May (6.75 ERA over his first five appearances) went after Goldschmidt with one out and took it to a full count but walked the bases loaded for O’Neill, who singled home two to give St. Louis a late 2-0 lead.
Ugh. We’ve seen this movie so many times. Though, maybe this incarnation of the Metropolitans really is a different brood.

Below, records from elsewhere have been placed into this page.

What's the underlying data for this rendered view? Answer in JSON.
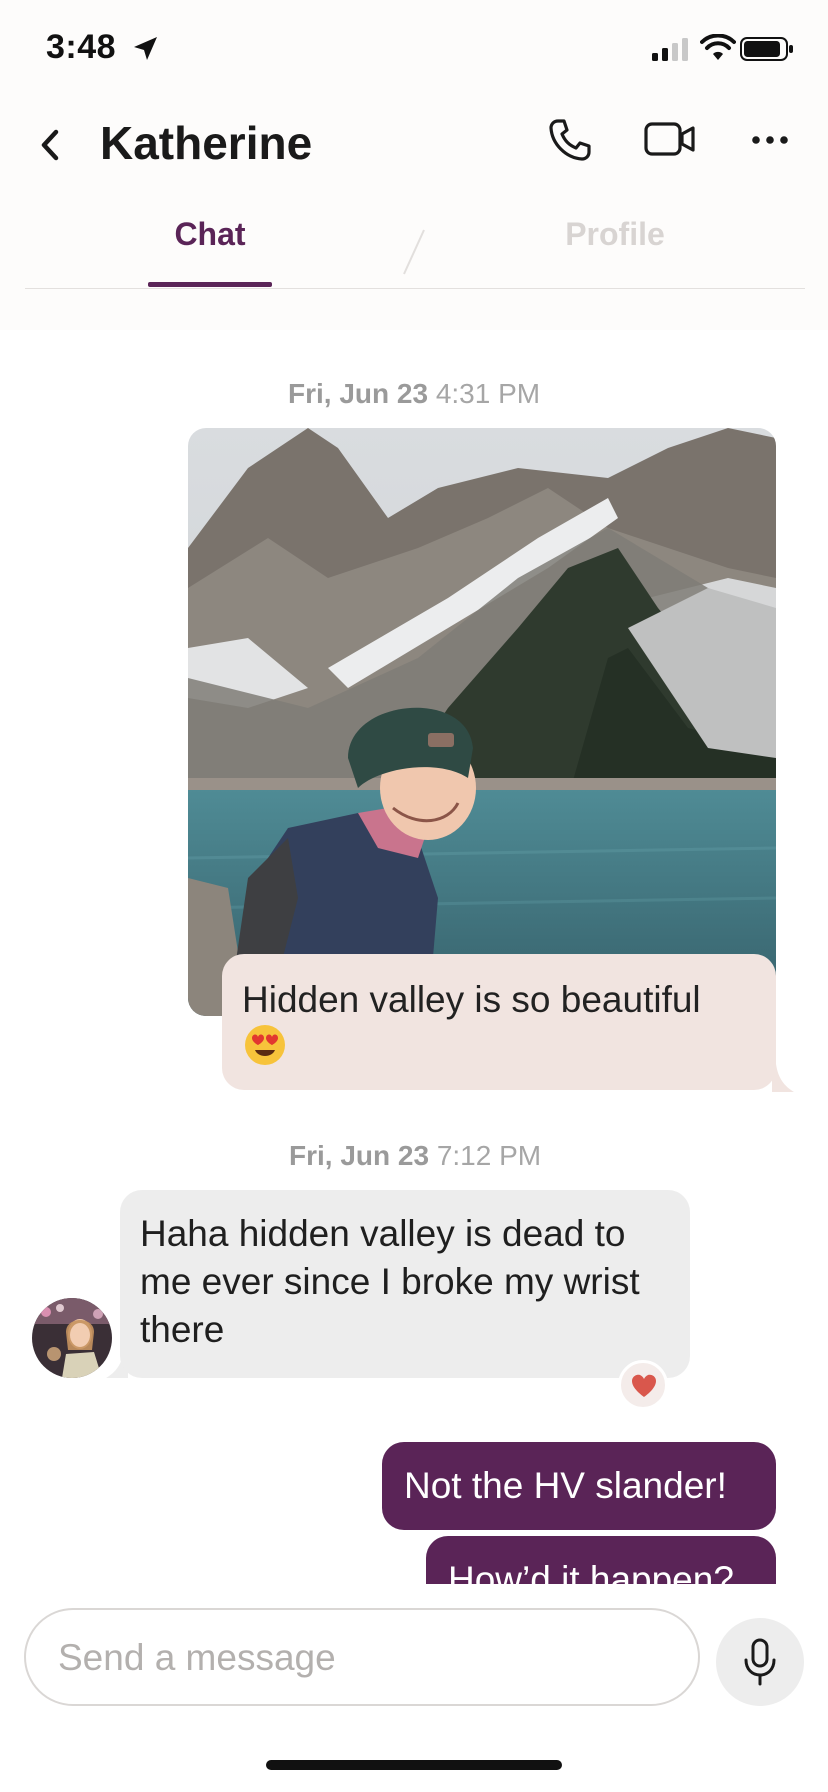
{
  "status_bar": {
    "time": "3:48"
  },
  "header": {
    "contact_name": "Katherine"
  },
  "tabs": [
    {
      "label": "Chat",
      "active": true
    },
    {
      "label": "Profile",
      "active": false
    }
  ],
  "messages": [
    {
      "timestamp_date": "Fri, Jun 23",
      "timestamp_time": "4:31 PM"
    },
    {
      "direction": "outgoing",
      "type": "photo",
      "caption": "Hidden valley is so beautiful",
      "emoji": "heart-eyes"
    },
    {
      "timestamp_date": "Fri, Jun 23",
      "timestamp_time": "7:12 PM"
    },
    {
      "direction": "incoming",
      "text": "Haha hidden valley is dead to me ever since I broke my wrist there",
      "reaction": "heart"
    },
    {
      "direction": "outgoing",
      "text": "Not the HV slander!"
    },
    {
      "direction": "outgoing",
      "text": "How’d it happen?"
    }
  ],
  "composer": {
    "placeholder": "Send a message"
  },
  "colors": {
    "accent": "#5a2457",
    "incoming_bubble": "#ededed",
    "photo_caption_bubble": "#f1e4e0",
    "reaction": "#d9574c"
  }
}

Escobar lined a one-out single in the ninth off St. Louis closer Giovanny Gallegos (took second on defensive indifference), breathing life into this offense for the first time in hours.
Canó flew out, but Canha’s hot shot down the line induced a wide throw from the normally solid Arenado to plate Escobar. 2-1. OK.
McNeil doubled to put the tying and go-ahead runs in scoring position, and Dominic Smith hustled his ass off down the line to beat Goldy’s throw, allowing both runners to score and give the Mets a 3-2 lead.
Brandon Nimmo followed with a two-run homer off T.J. McFarland to make it a 5-2 game, Edwin Diaz closed it out, and that’s another win for the good guys. Unreal.
Chris Bassitt versus Jordan Hicks on Tuesday. See you then.